Удивительнее всего, что мимо этого окна проходили не только воспитатели, не только ребята, но и сама Любовь Федоровна, и тетя Ира, и дядя Коля, да не замечали Васеньку. Выручил же его заведую­щий приемным покоем Короленко. Вечно он спешил, суетился, торо­пился, кота и не думал искать, а он-то и углядел его. И вот семейное торжество, тосты за спасителя Васеньки, за него самого, за семью Копыловых-Барановских, и хоть мне смешно отчасти, а уже понимаю их, даже кота отощавшего жалею, хоть и опять надо мне бояться его ночных похождений.

Но боялся я напрасно, потому что в скором времени переехал на житье в Трехпрудный переулок. У меня уже были напечатаны первые рассказы, вышла небольшая книжечка, и я решил перейти на литера­турные хлеба, думая, что теперь уж дело пойдет. Ах, какая наивная душа я был в те времена!.. Как бы то ни было, уволился из Покров­ского приемника, только жил там, вернее доживал последние дни, за­ходил вечерами к Копыловым-Барановским, беседовал с Любовью Федоровной и вдруг она мне говорит:

— Есть у меня в отношении вас думка одна, дядя Федя, и я должна ее осуществить. А то, боюсь, уедете, не успею. Для вашей же пользы, и я это долгом своим считаю.

— Что же за думка такая? — заинтересовался я.

— Есть один литературный кружок,— начала она.— Называется «Современник»...

Кружков разных было тогда немало. Этот, по ее словам, соби­рался нечасто, на квартире одного из членов. Ничем не похож был на «крестьянских», на «Кузницу», а скорее на «Никитинские суббот­ники», но куда скромней, в меньшем размере. Их, «современников» этих, всего и было десятка с полтора.
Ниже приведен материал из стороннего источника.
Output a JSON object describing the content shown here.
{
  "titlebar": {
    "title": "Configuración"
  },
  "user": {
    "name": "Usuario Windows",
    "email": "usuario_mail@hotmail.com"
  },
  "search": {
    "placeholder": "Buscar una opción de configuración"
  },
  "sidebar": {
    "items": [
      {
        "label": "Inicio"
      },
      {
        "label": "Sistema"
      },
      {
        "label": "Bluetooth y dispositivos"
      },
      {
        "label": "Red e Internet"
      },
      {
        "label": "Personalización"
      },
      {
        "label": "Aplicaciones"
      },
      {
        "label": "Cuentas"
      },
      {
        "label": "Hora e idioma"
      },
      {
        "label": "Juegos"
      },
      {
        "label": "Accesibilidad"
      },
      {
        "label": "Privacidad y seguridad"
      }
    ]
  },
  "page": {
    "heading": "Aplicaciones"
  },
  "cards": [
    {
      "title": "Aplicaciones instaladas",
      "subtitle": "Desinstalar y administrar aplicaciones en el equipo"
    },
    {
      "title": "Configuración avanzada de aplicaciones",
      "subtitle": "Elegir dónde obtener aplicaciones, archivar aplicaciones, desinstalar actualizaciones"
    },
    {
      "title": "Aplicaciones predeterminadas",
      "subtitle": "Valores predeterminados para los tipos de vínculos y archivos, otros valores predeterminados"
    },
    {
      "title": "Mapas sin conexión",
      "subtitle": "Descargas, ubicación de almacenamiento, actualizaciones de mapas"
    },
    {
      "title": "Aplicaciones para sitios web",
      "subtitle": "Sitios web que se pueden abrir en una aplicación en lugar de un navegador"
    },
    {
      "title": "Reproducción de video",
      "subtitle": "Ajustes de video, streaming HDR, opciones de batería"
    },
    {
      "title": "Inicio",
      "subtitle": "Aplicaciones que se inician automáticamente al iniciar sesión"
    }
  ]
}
— И вот,— продолжала Любовь Федоровна,— есть там один че­ловек, дядя Федя, с которым вам обязательно надо познакомиться. Вы так необходимы друг другу, подходите один другому. Это, конеч­но, мне так кажется, но думаю, я не ошибаюсь.

— Это кто же такой?

— А вот потом и увидите, пусть пока будет тайна. Я переговорю там со своими, они не станут возражать, а как приведу вас, вы и са­ми увидите, с кем я хотела вас познакомить. Думается, знакомство это перейдет в дружбу и будет это вам обоим только на пользу.
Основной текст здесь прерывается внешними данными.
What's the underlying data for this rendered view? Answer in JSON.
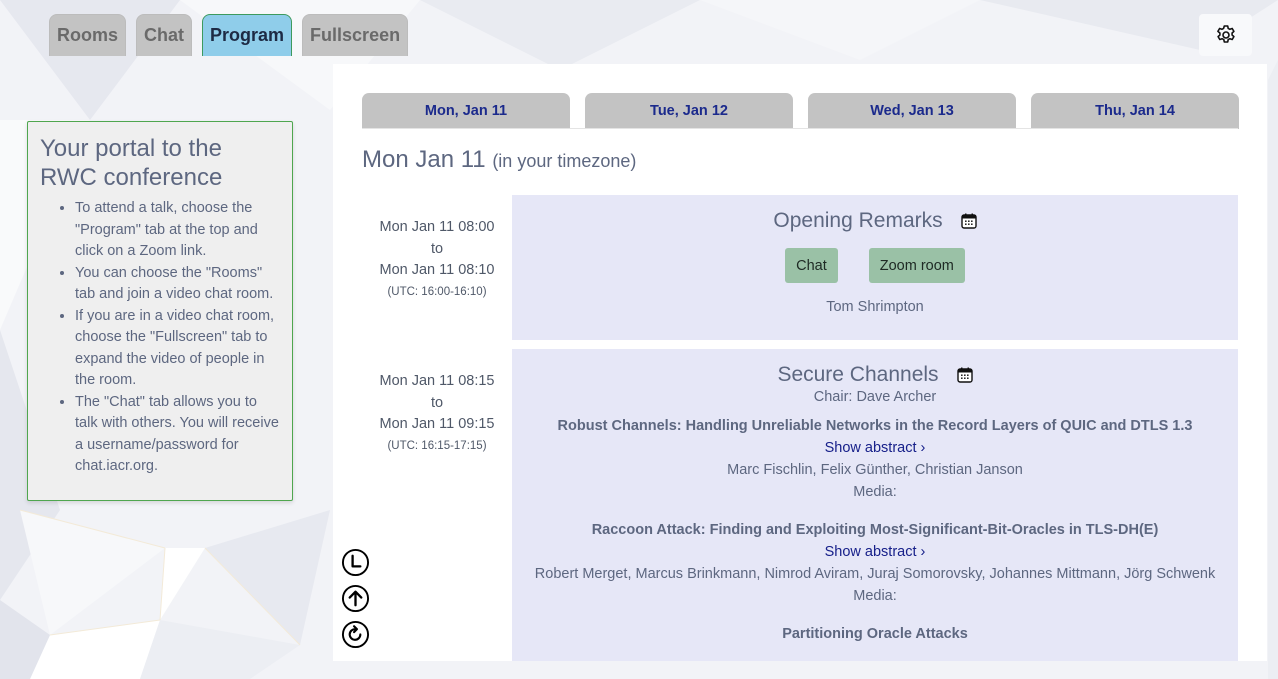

С ума сойти! Что за человек? Пойти-то я пойду, но почему она с такой уверенностью говорит о какой-то будущей дружбе?

— А он пожилой? — любопытствую я.

— Да нет же, ваших лет и тоже начинающий.

— Ну что ж, раз вы считаете нужным, знакомьте.

— И познакомлю!

Любовь Федоровна поговорила со своими кружковцами, и в один из дней, кажется, это было в воскресенье, вечером мы с нею и пошли. Да, перед тем как идти из дому, она посоветовала мне захватить что-нибудь свое написанное, но еще не напечатанное.

— Там сегодня должен читать другой человек, но знаете, как бывает иной раз... Заболел и не пришел или пришел, да рукопись не принес, не решается еще читать. Вот и надо в запасе другого автора иметь, возьмите что-нибудь, вас это не утянет.

И я взял два рассказа, только что написайных,— «Жука» и «Ви­ноград».

В каком-то переулке мы входим во двор, звоним на первом этаже, нам открывает дверь хозяйка, женщина того же возраста, что и Лю­бовь Федоровна, они целуются при встрече.

Не помню точно, где находился этот дом, но на всю жизнь запом­нил маленькую уютную гостиную, хозяина, хозяйку, гостей. Собра­лось человек десять или несколько больше, все они были, видать, давно знакомы друг с другом. Фамилия хозяина была Вешнев, он, как мне потом говорила Любовь Федоровна, тоже имел какое-то отноше­ние к литературе. Типичный интеллигент, внешне немного похожий на Чехова. Хозяйка ему под стать, скромная, тихая. Ну и гости, мне показалось, такие же.

— Это дядя Федя, мой коллега по приемнику, начинающий писатель,— отрекомендовала меня Любовь Федоровна.— А это,— говорит она уже мне, представляя кружковцев,— Лев Гумилевский... Александр Яковлев... Петр Замойский, тот самый, о котором я вам говорила... Новиков-Прибой... Ютанов... Насимович...

Я смотрю во все глаза на Замойского: «Так вот он каков!» Роста невысокого, потертый пиджачишко, лицо острое, все в веснушках, и умные, маленькие, со смешинкой глаза. Он тоже внимательно посмот­рел на меня. «Что же такое представляет из себя этот конопатый, что я обязательно должен с ним подружиться и это будет на пользу мне?» — думаю я, наблюдая за ним потихоньку.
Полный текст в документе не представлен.